Das Projekt, das bereits über 500 Entwickler angezogen hat, die auf seiner Open-Source-Infrastruktur aufbauen, positioniert sich um ein Modell, in dem Teilnahme und Beitrag eine größere Rolle bei der Wertverteilung spielen.
Durch die Verringerung der Abhängigkeit von Wagniskapital versucht Yellow, eine wiederkehrende Kritik an Kryptomärkten anzugehen, wonach Frühphaseninvestoren häufig bedeutende Token-Zuteilungen halten, die später in die öffentliche Liquidität verkauft werden können.
Wirft Fragen zu zukünftigen Finanzierungsmodellen auf
Der Schritt unterstreicht eine wachsende Debatte darüber, ob Krypto-Projekte Wachstum ohne traditionelle VC-Unterstützung aufrechterhalten können.

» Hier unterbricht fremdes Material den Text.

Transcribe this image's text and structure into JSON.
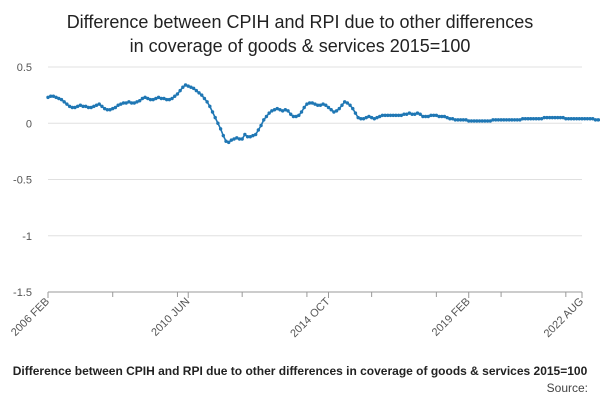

Wagniskapital hat historisch nicht nur Finanzierung, sondern auch strategische Unterstützung und Zugang zu Netzwerken bereitgestellt, die die Adoption beschleunigen können.
Sich von diesem Modell zu entfernen, könnte diese Vorteile begrenzen, insbesondere in einem wettbewerbsintensiven Markt.